I sit for thirty minutes. Okay took a peek: the stew was bubbling but the dough remained pale yellow. What the? Waited another five minutes. Still pale. My belly was growling. I turned on the broiler at low heat: finally the dough became a beautiful golden brown. I pulled out the heavy heavy pot (the rack visibly bending from the weight) and set it on the stovetop. Chopped up some fresh tarragon and sprinkled them on top.

The result: rabbit crisp from flouring and browning, in a nice little brown sauce slightly tangy from wine charged with umami from shrooms, chickeny broth complementing rabbity meat (no rabbit does not taste like chicken, not quite; rather it has a more delicate flavor, a more toothsome texture).
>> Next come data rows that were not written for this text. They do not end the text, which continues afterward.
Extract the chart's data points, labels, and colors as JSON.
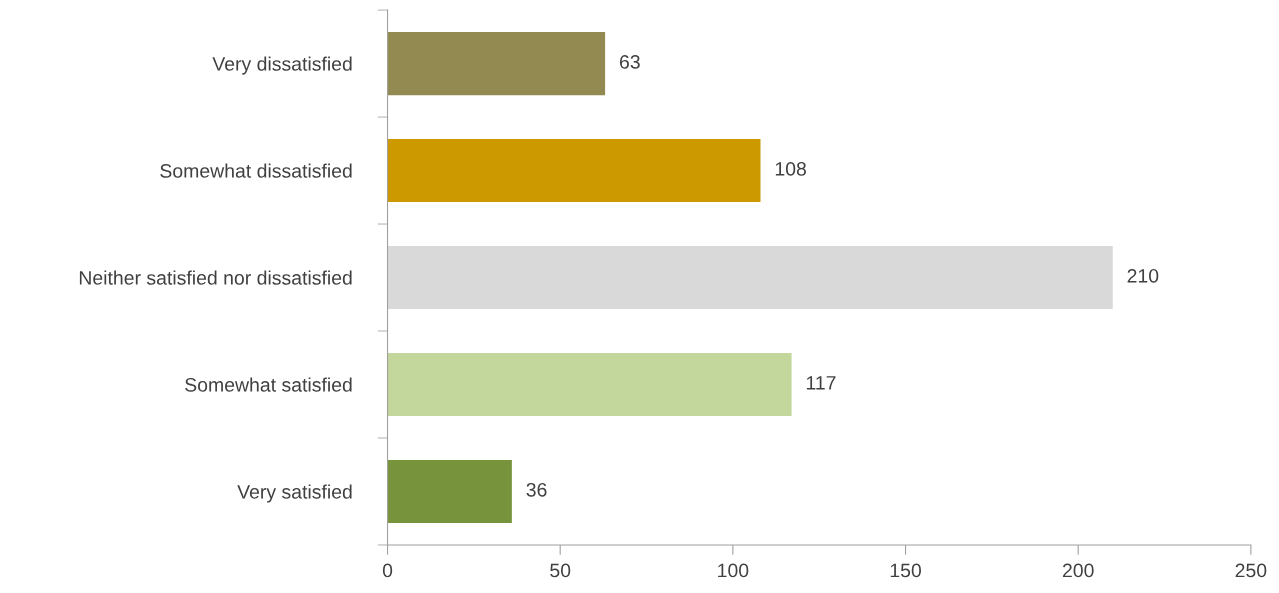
{
  "chart_data": {
    "type": "bar",
    "orientation": "horizontal",
    "categories": [
      "Very dissatisfied",
      "Somewhat dissatisfied",
      "Neither satisfied nor dissatisfied",
      "Somewhat satisfied",
      "Very satisfied"
    ],
    "values": [
      63,
      108,
      210,
      117,
      36
    ],
    "colors": [
      "#938a52",
      "#cc9900",
      "#d9d9d9",
      "#c3d69b",
      "#77933c"
    ],
    "xlim": [
      0,
      250
    ],
    "xticks": [
      0,
      50,
      100,
      150,
      200,
      250
    ],
    "data_labels": true,
    "grid": false,
    "legend": false
  }
}
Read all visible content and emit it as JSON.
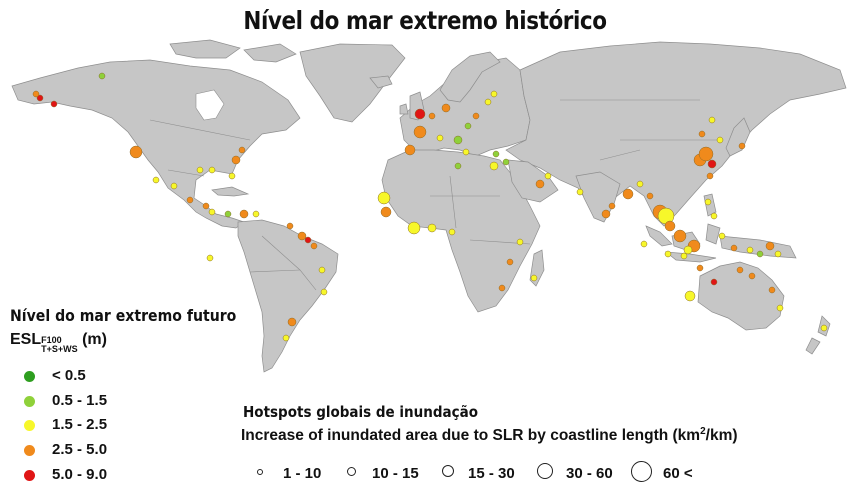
{
  "title": "Nível do mar extremo histórico",
  "color_legend": {
    "heading": "Nível do mar extremo futuro",
    "unit_main": "ESL",
    "unit_sup": "F100",
    "unit_sub": "T+S+WS",
    "unit_paren": "(m)",
    "classes": [
      {
        "label": "< 0.5",
        "color": "#2e9e1f"
      },
      {
        "label": "0.5 - 1.5",
        "color": "#8fd13a"
      },
      {
        "label": "1.5 - 2.5",
        "color": "#f7f72a"
      },
      {
        "label": "2.5 - 5.0",
        "color": "#f08a1c"
      },
      {
        "label": "5.0 - 9.0",
        "color": "#e01515"
      }
    ]
  },
  "size_legend": {
    "heading": "Hotspots globais de inundação",
    "subtitle": "Increase of inundated area due to SLR by coastline length (km",
    "subtitle_sup": "2",
    "subtitle_end": "/km)",
    "classes": [
      "1 - 10",
      "10 - 15",
      "15 - 30",
      "30 - 60",
      "60 <"
    ]
  },
  "hotspot_colors": {
    "lt05": "#2e9e1f",
    "c05_15": "#8fd13a",
    "c15_25": "#f7f72a",
    "c25_50": "#f08a1c",
    "c50_90": "#e01515"
  }
}
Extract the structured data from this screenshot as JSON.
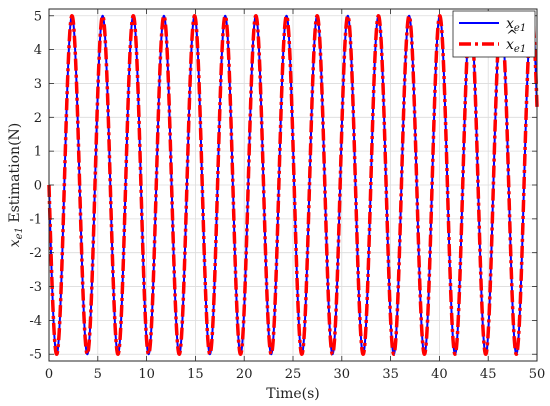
{
  "chart_data": {
    "type": "line",
    "xlabel": "Time(s)",
    "ylabel": "x_e1 Estimation(N)",
    "ylabel_parts": {
      "var": "x",
      "sub": "e1",
      "rest": " Estimation(N)"
    },
    "xlim": [
      0,
      50
    ],
    "ylim": [
      -5.2,
      5.2
    ],
    "xticks": [
      "0",
      "5",
      "10",
      "15",
      "20",
      "25",
      "30",
      "35",
      "40",
      "45",
      "50"
    ],
    "yticks": [
      "5",
      "4",
      "3",
      "2",
      "1",
      "0",
      "-1",
      "-2",
      "-3",
      "-4",
      "-5"
    ],
    "grid": true,
    "legend_position": "top-right",
    "series": [
      {
        "name": "x_e1",
        "legend_var": "x",
        "legend_sub": "e1",
        "legend_hat": false,
        "color": "#0000ff",
        "style": "solid",
        "function": "-5*sin(2*pi*t/3.14)",
        "amplitude": 5,
        "period": 3.14,
        "t_start": 0,
        "t_end": 50
      },
      {
        "name": "x̂_e1",
        "legend_var": "x",
        "legend_sub": "e1",
        "legend_hat": true,
        "color": "#ff0000",
        "style": "dash-dot",
        "function": "-5*sin(2*pi*t/3.14)",
        "amplitude": 5,
        "period": 3.14,
        "t_start": 0,
        "t_end": 50
      }
    ]
  }
}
But the biscuit dear Lord the biscuit: crunchy outside, sweet flaky-tender inside, with an anise taint to the aroma and flavor that made one think of licorice and lollipops. The biscuit moistened into dumpling beneath, crumble to thicken the rabbit broth and form a thick stew beneath that. "It's good" a diner declared; "better even than your steaks" he added, then thought about it a bit. "Or is that some kind of recency effect?" O well I'll take my compliments however I can get em.